24 En het schip was nu midden in de zee, zijnde in nood van de baren; want de wind was hun tegen.
Men Skibet var allerede midt paa Søen og led Nød af Bølgerne; thi Vinden var imod.
25 Maar ter vierde wake des nachts kwam Jezus af tot hen, wandelende op de zee.
Men i den fjerde Nattevagt kom han til dem, vandrende paa Søen.
26 En de discipelen, ziende Hem op de zee wandelen, werden ontroerd, zeggende: Het is een spooksel! En zij schreeuwden van vreze.
Og da Disciplene saa ham vandre paa Søen, bleve de forfærdede og sagde: „Det er et Spøgelse; ‟ og de skrege af Frygt.
27 Maar terstond sprak hen Jezus aan, zeggende: Zijt goedsmoeds, Ik ben het, vreest niet.
Men straks talte Jesus til dem og sagde: „Værer frimodige; det er mig, frygter ikke!‟
28 En Petrus antwoordde Hem, en zeide: Heere! indien Gij het zijt, zo gebied mij tot U te komen op het water.
Men Peter svarede ham og sagde: „Herre! dersom det er dig, da byd mig at komme til dig paa Vandet!‟
29 En Hij zeide: Kom. En Petrus klom neder van het schip, en wandelde op het water, om tot Jezus te komen.

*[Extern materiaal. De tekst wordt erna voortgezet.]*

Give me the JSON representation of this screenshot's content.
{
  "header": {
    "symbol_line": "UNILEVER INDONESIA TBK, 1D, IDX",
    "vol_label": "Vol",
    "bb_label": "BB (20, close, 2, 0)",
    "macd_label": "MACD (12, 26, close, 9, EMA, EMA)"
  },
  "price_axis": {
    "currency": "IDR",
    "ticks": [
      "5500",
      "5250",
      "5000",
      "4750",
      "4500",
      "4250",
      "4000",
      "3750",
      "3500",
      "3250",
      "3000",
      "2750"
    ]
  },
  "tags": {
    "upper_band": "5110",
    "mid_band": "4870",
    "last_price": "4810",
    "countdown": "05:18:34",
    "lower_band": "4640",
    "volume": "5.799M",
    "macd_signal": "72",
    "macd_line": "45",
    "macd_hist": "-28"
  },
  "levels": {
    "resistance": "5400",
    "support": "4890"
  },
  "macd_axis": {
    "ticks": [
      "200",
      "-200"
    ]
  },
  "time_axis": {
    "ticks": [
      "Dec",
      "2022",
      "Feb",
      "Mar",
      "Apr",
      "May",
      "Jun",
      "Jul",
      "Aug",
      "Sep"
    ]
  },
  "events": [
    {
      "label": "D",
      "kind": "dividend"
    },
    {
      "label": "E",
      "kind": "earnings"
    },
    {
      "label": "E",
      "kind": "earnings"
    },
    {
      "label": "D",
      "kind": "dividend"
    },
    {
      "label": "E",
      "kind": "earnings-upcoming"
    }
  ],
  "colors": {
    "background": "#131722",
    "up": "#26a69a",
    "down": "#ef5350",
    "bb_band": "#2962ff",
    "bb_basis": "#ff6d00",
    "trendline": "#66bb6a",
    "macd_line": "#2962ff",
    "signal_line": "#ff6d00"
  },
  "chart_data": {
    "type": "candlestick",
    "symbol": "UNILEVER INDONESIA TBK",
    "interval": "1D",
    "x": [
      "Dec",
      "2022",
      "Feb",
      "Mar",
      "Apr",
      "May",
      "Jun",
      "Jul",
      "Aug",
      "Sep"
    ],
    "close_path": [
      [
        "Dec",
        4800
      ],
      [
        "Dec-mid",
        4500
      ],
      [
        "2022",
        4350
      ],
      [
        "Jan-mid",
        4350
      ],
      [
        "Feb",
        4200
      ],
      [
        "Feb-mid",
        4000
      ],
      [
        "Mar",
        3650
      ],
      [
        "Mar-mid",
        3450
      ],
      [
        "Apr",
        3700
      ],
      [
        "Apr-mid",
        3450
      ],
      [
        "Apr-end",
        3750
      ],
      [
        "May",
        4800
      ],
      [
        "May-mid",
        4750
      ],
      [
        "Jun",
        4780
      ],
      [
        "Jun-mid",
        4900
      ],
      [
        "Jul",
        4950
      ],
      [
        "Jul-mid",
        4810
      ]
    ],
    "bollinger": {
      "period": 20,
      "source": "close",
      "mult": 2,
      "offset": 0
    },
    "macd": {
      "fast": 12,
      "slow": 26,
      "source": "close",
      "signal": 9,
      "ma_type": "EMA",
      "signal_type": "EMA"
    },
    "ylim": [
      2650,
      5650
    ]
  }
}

Men han sagde: „Kom!‟ Og Peter traadte ned fra Skibet og vandrede paa Vandet for at komme til Jesus.
30 Maar ziende den sterken wind, werd hij bevreesd, en als hij begon neder te zinken, riep hij, zeggende: Heere, behoud mij!
Men da han saa det stærke Vejr, blev han bange; og da han begyndte at synke, raabte han og sagde: „Herre, frels mig!‟
31 En Jezus, terstond de hand uitstekende, greep hem aan, en zeide tot hem: Gij kleingelovige! waarom hebt gij gewankeld?

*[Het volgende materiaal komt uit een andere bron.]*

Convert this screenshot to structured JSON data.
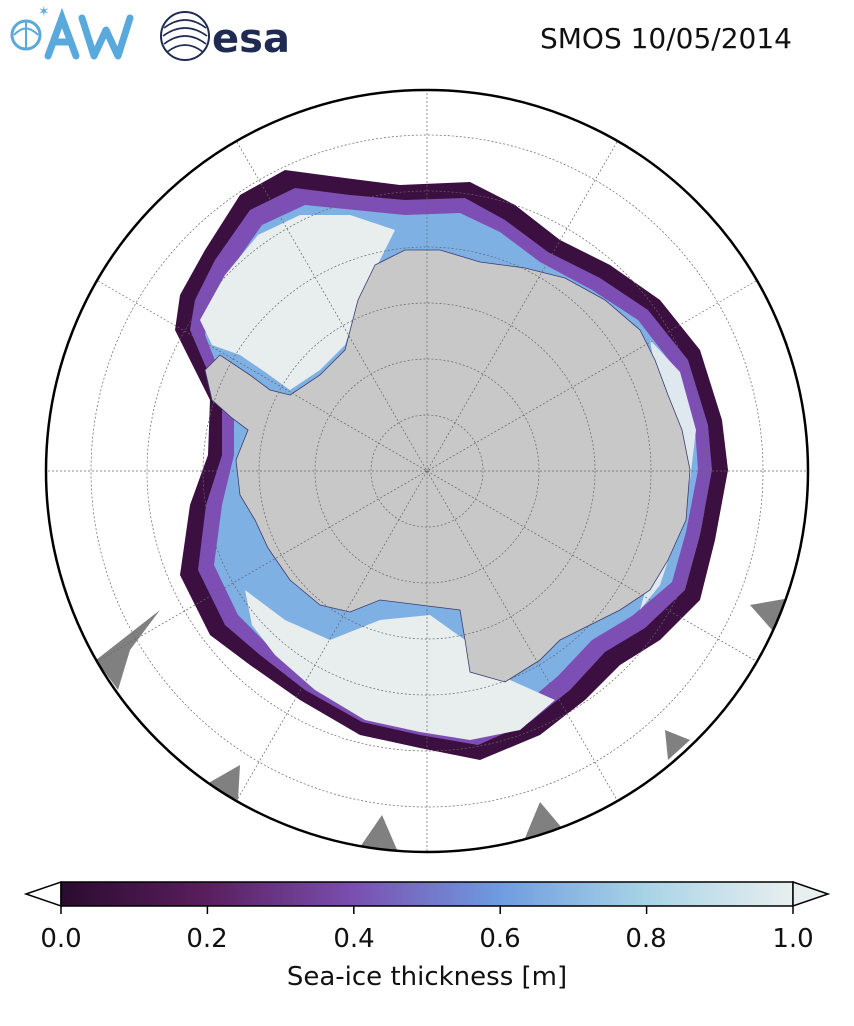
{
  "header": {
    "title": "SMOS 10/05/2014",
    "logos": [
      {
        "name": "awi-logo",
        "text": "AWI"
      },
      {
        "name": "esa-logo",
        "text": "esa"
      }
    ]
  },
  "map": {
    "projection": "south-polar-stereographic",
    "land_color": "#c8c8c8",
    "open_water_color": "#ffffff",
    "no_data_color": "#808080",
    "graticule": "dashed-gray"
  },
  "colorbar": {
    "label": "Sea-ice thickness [m]",
    "ticks": [
      "0.0",
      "0.2",
      "0.4",
      "0.6",
      "0.8",
      "1.0"
    ],
    "range": [
      0.0,
      1.0
    ],
    "extend": "both",
    "colors": [
      "#2a0b2e",
      "#5a1e5e",
      "#7a4fb0",
      "#6e9ce0",
      "#a8d4e6",
      "#e8efef"
    ]
  }
}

Og straks udrakte Jesus Haanden og greb ham, og han siger til ham: „Du lidettroende, hvorfor tvivlede du?‟
32 En als zij in het schip geklommen waren, stilde de wind.
Og da de stege op i Skibet, lagde Vinden sig.
33 Die nu in het schip waren, kwamen en aanbaden Hem, zeggende: Waarlijk, Gij zijt Gods Zoon!
Men de, som vare i Skibet, faldt ned for ham og sagde: „Du er sandelig Guds Søn.‟
34 En overgevaren zijnde, kwamen zij in het land Gennesaret.
Og da de vare farne over, landede de i Genezareth.
35 En als de mannen van die plaats Hem werden kennende, zonden zij in dat gehele omliggende land, en brachten tot Hem allen, die kwalijk gesteld waren;
Og da Folkene paa det Sted kendte ham, sendte de Bud til hele Egnen der omkring og bragte alle de syge til ham.
36 En baden Hem, dat zij alleenlijk den zoom Zijns kleeds zouden mogen aanraken; en zovelen als Hem aanraakten, werden gezond.
Og de bade ham, at de blot maatte røre ved Fligen af hans Klædebon; og alle de, som rørte derved, bleve helbredede.